Serious Themes in Cozy Mysteries
I like to write cozy mysteries. But that doesn’t mean serious themes can’t be used. In fact, I think they should be used in cozies. Just keep in mind it is a cozy you’re writing. Make sure there is some humor, some light sections, something else besides the serious theme. If the book never veers away from the serious theme, then perhaps it isn’t a cozy. Maybe it’s still a good book, just not a cozy.
In my first Father Frank cozy, Cleansed by Fire, church fires play a central role. This is a very serious theme. The mystery follows a priest trying to find a way to stop the arsons, without breaking the seal of confession where he heard a clue to the fires. But, a sub-plot deals with a youth choir. And just a touch of romance finds its way into the book. I also include some of the everyday tasks the priest must attend to, even as he searches for suspects and clues.
Do the subplots tie in with the serious theme? Yes they do. The choir decides to give a concert to raise money to help the congregations whose churches were destroyed. The bit of romance takes place between a member of the parish who is helping Father Frank search for clues and the detective who is investigating the arsons. But, the tone of these subplots is light, happy, and upbeat while the church burnings are just the opposite.

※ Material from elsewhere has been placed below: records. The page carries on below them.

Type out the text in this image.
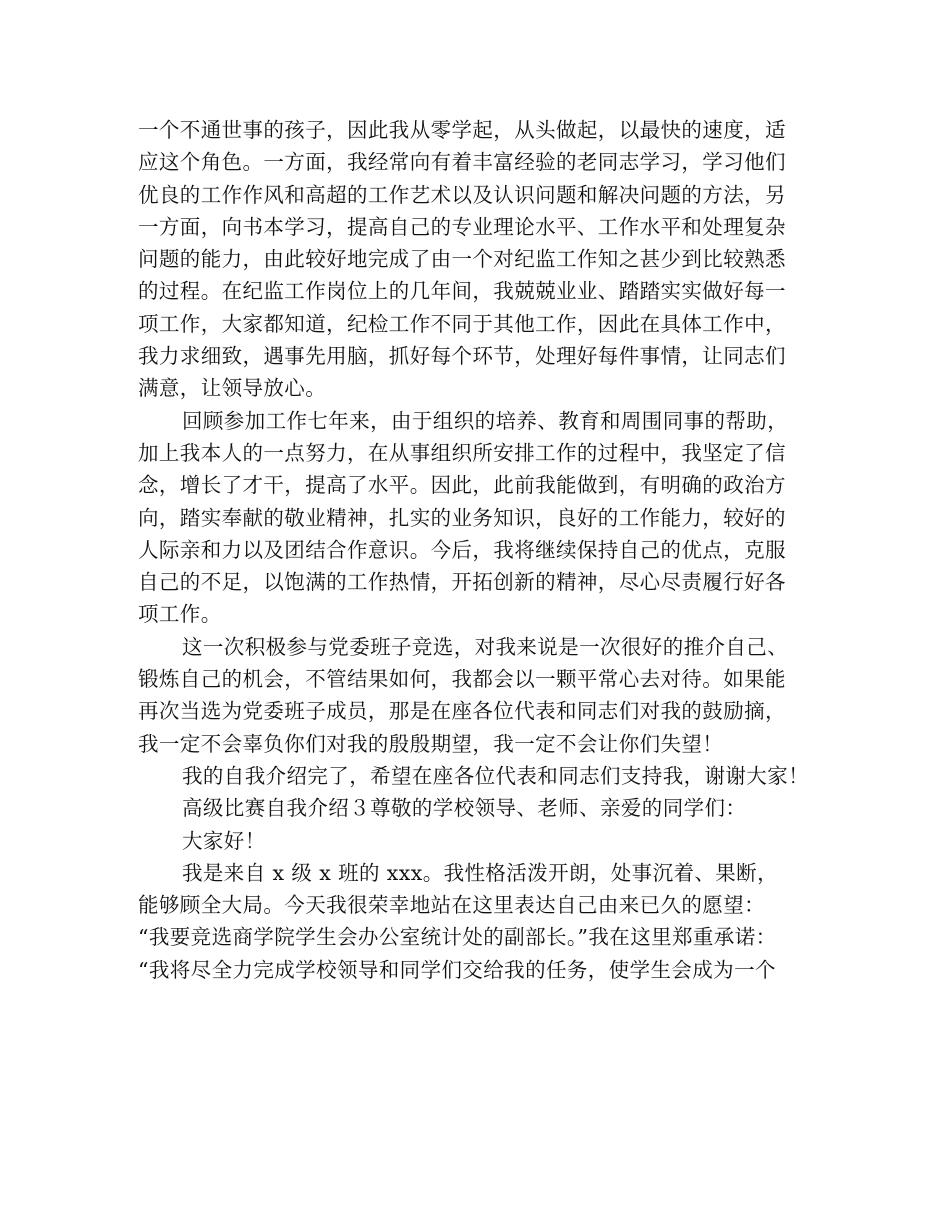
一个不通世事的孩子，因此我从零学起，从头做起，以最快的速度，适
应这个角色。一方面，我经常向有着丰富经验的老同志学习，学习他们
优良的工作作风和高超的工作艺术以及认识问题和解决问题的方法，另
一方面，向书本学习，提高自己的专业理论水平、工作水平和处理复杂
问题的能力，由此较好地完成了由一个对纪监工作知之甚少到比较熟悉
的过程。在纪监工作岗位上的几年间，我兢兢业业、踏踏实实做好每一
项工作，大家都知道，纪检工作不同于其他工作，因此在具体工作中，
我力求细致，遇事先用脑，抓好每个环节，处理好每件事情，让同志们
满意，让领导放心。
回顾参加工作七年来，由于组织的培养、教育和周围同事的帮助，
加上我本人的一点努力，在从事组织所安排工作的过程中，我坚定了信
念，增长了才干，提高了水平。因此，此前我能做到，有明确的政治方
向，踏实奉献的敬业精神，扎实的业务知识，良好的工作能力，较好的
人际亲和力以及团结合作意识。今后，我将继续保持自己的优点，克服
自己的不足，以饱满的工作热情，开拓创新的精神，尽心尽责履行好各
项工作。
这一次积极参与党委班子竞选，对我来说是一次很好的推介自己、
锻炼自己的机会，不管结果如何，我都会以一颗平常心去对待。如果能
再次当选为党委班子成员，那是在座各位代表和同志们对我的鼓励摘，
我一定不会辜负你们对我的殷殷期望，我一定不会让你们失望！
我的自我介绍完了，希望在座各位代表和同志们支持我，谢谢大家！
高级比赛自我介绍３尊敬的学校领导、老师、亲爱的同学们：
大家好！
我是来自 x 级 x 班的 xxx。我性格活泼开朗，处事沉着、果断，
能够顾全大局。今天我很荣幸地站在这里表达自己由来已久的愿望：
“我要竞选商学院学生会办公室统计处的副部长。”我在这里郑重承诺：
“我将尽全力完成学校领导和同学们交给我的任务，使学生会成为一个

In the second Father Frank mystery, Over My Dead Body, the serious theme is the misuse of eminent domain and greed. Again, this is crucial to getting the story off the ground. In this book, the progress of the romance between the parish member and the detective plays a larger role. And while romance can be serious stuff, it is a definite step away from murder. Also, I bring in Father Frank’s sister who, while attacking the problem of solving the murder, adds a lighter, humorous touch.
In Twenty-Eight and a Half Wishes by Denise Grover Swank, the protagonist first sees a vision that she has been killed, and then finds her mother murdered. And she is the prime suspect. So, no doubt we have a serious theme. Her visions have always come to pass. So, she believes this vision and makes out her bucket list of twenty-eight things she wants to do before she dies. Some of these are silly (jump on a trampoline, fly a kite) so we get a lot of light-hearted scenes. But her mother’s murder, and the attempts on her life are precipitated from smuggling by a crime syndicate. Serious stuff.
Thus, a good cozy can, and should, have a serious theme and a lighter side. Ease the serious stuff in gently. Don’t slap the reader in the face and say, “Pay attention to this serious situation.”
Whoa. As a fiction writer, don’t you need to strive to catch the reader’s attention, and that often means popping some startling statement about something important on the first page?
Well, yes. What I driving at is, the more serious aspects should be treated carefully. For instance, the murder is often off-scene. We don’t give the reader all the gory details. CSI is not a cozy. In Over My Dead Body, I do not go into the court cases on eminent domain. In Cleansed by Fire, I do not go into the psychology of arsonists. There are murders in both of those books, but reader doesn’t see the murder.
While the definition of a cozy mystery has changed in recent years (we no longer have to have a women in a small English town as the protagonist), it still means violence is downplayed and the crime and detection take place in a small, socially intimate community. And it often contains humor. You can include serious themes, but keep the definition of a cozy in mind.